Internet users who frequently log onto foreign-language websites have no doubt encountered Google machine translation. Your personal experience with this relatively new type of translation system may be mixed.
Sometimes Google does a good job of providing you with a perfectly logical translation that’s easy to understand. At other times, it can give a translation that is ungrammatical and illogical. But whatever your personal experience has been, what you probably haven’t noticed, is that Google machine translation is continuously learning.
Developing a Learning Algorithm
Google has developed an extraordinary algorithm that continues to learn how to perform the functions that it’s programmed to perform. It uses artificial intelligence to gather data from the function it performs and continuously improve on that performance.
Artificial Intelligence (AI) has become a controversial buzzword of the new millennium. Alongside doomsday predictions of killer robots bent on destroying humanity are the obvious benefits of developing a learning algorithm, such as Google machine translation.
How the Google Translation Algorithm Works
Google translate uses Recurrent Neural Networks (RNN) to identify sequences of words and phrases in a source language and then matches these sequences to words and phrases in the target language. As it continues to perform its functions, it adds to its database of known words and phrases in both languages.
But this isn’t just a matching exercise between languages. By using these RNNs in the process, it ‘learns’ the semantics and meanings in both the source and target language and can improve the translation services over time.
In fact, the more you use Google Translate to translate between two different languages, the more you’re helping the algorithm to improve. By continuously processing these calculations, Google Translate can spot recurring patterns in the words and phrases of different languages. Through these continual calculations, the program can improve its accuracy in providing ever more nuanced and appropriate translations.

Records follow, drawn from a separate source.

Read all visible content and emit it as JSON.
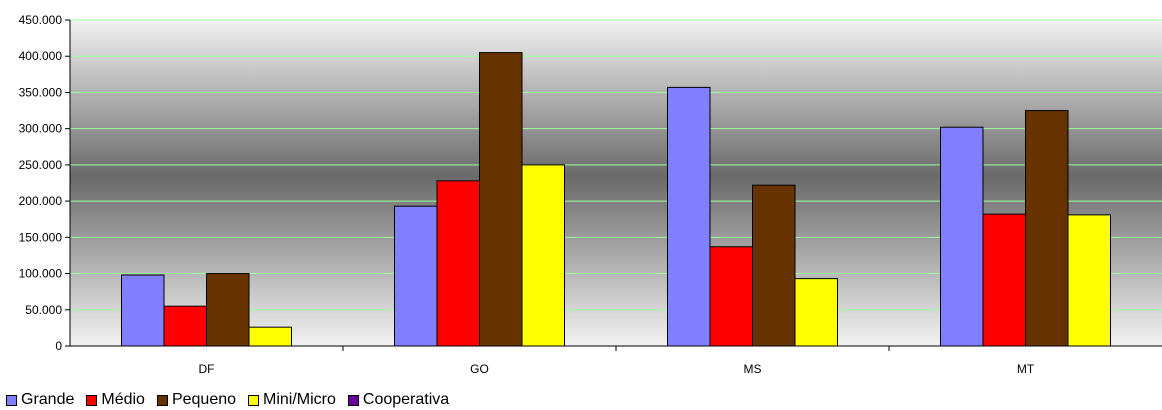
{
  "chart_data": {
    "type": "bar",
    "categories": [
      "DF",
      "GO",
      "MS",
      "MT"
    ],
    "series": [
      {
        "name": "Grande",
        "color": "#8080FF",
        "values": [
          98000,
          193000,
          357000,
          302000
        ]
      },
      {
        "name": "Médio",
        "color": "#FF0000",
        "values": [
          55000,
          228000,
          137000,
          182000
        ]
      },
      {
        "name": "Pequeno",
        "color": "#663300",
        "values": [
          100000,
          405000,
          222000,
          325000
        ]
      },
      {
        "name": "Mini/Micro",
        "color": "#FFFF00",
        "values": [
          26000,
          250000,
          93000,
          181000
        ]
      },
      {
        "name": "Cooperativa",
        "color": "#660099",
        "values": [
          0,
          0,
          0,
          0
        ]
      }
    ],
    "ylim": [
      0,
      450000
    ],
    "yticks": [
      "0",
      "50.000",
      "100.000",
      "150.000",
      "200.000",
      "250.000",
      "300.000",
      "350.000",
      "400.000",
      "450.000"
    ],
    "ytick_values": [
      0,
      50000,
      100000,
      150000,
      200000,
      250000,
      300000,
      350000,
      400000,
      450000
    ],
    "grid": true,
    "legend_position": "bottom-left",
    "title": "",
    "xlabel": "",
    "ylabel": ""
  }
}
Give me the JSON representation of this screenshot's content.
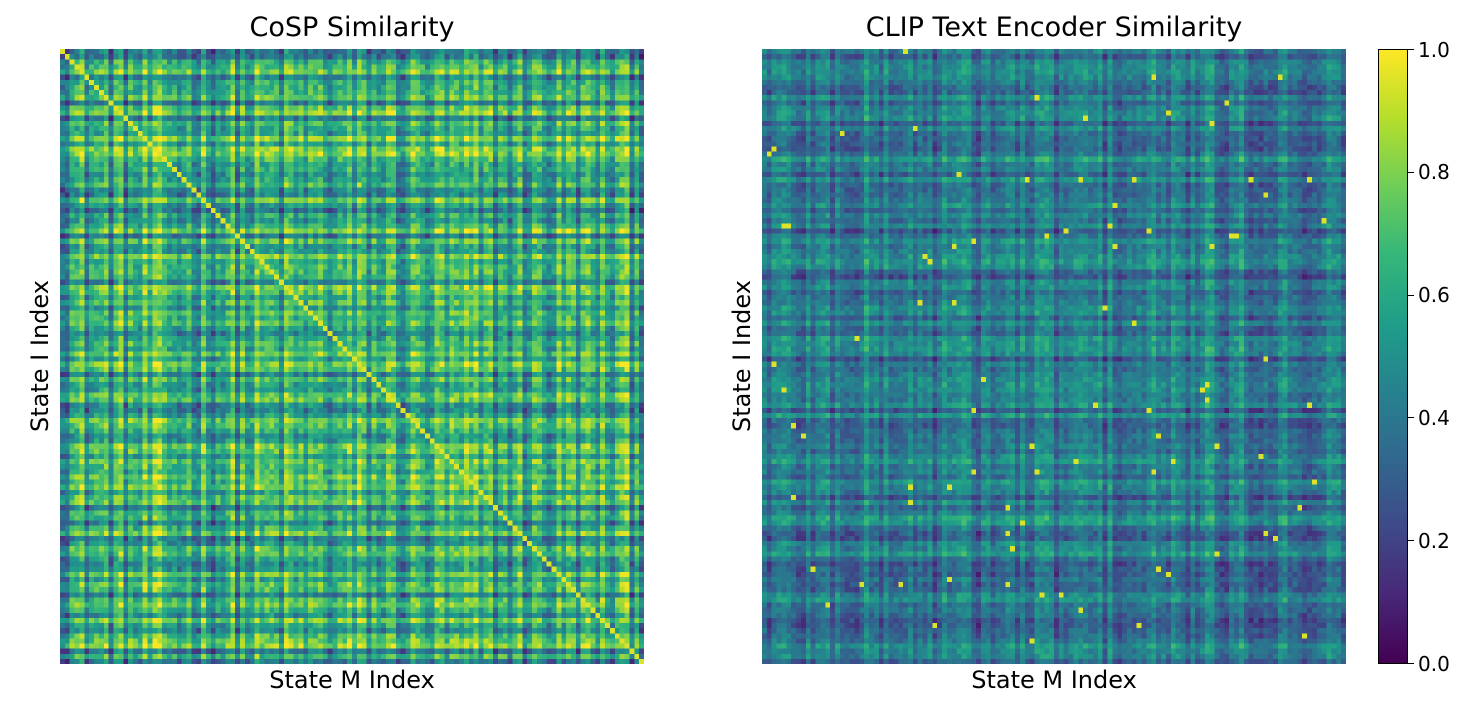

Google Translate wasn’t always so sophisticated. It initially used statistical machine translation. In this method, the source sentence would be translated first into English and then into the target language by cross-referencing similar sentences in the target language from documents provided by the United Nations and the European Parliament.
By transitioning to using these RNNs in the translation process in 2016, Google was able to further the accuracy of the translations by sampling from a much more extensive range of linguistic sources.
Wisdom of Utilizing RNNs
The developers working on the Google machine translation algorithm recognized that they were facing a problem where language continues to evolve. If they had continued to use statistical machine translation as the basis for their algorithm, it would, at some point in time, become obsolete when the evolution of the world’s languages surpassed Google Translate’s ability to keep up with the changes.
By switching over to an RNN-based approach, they entered the arena of “deep learning”. And it’s this approach that has meant success for the algorithm moving forward. Google Translate now offers translation services for over 100 languages.
As the program continues to improve more and more people around the world will be able to communicate more effectively and accurately.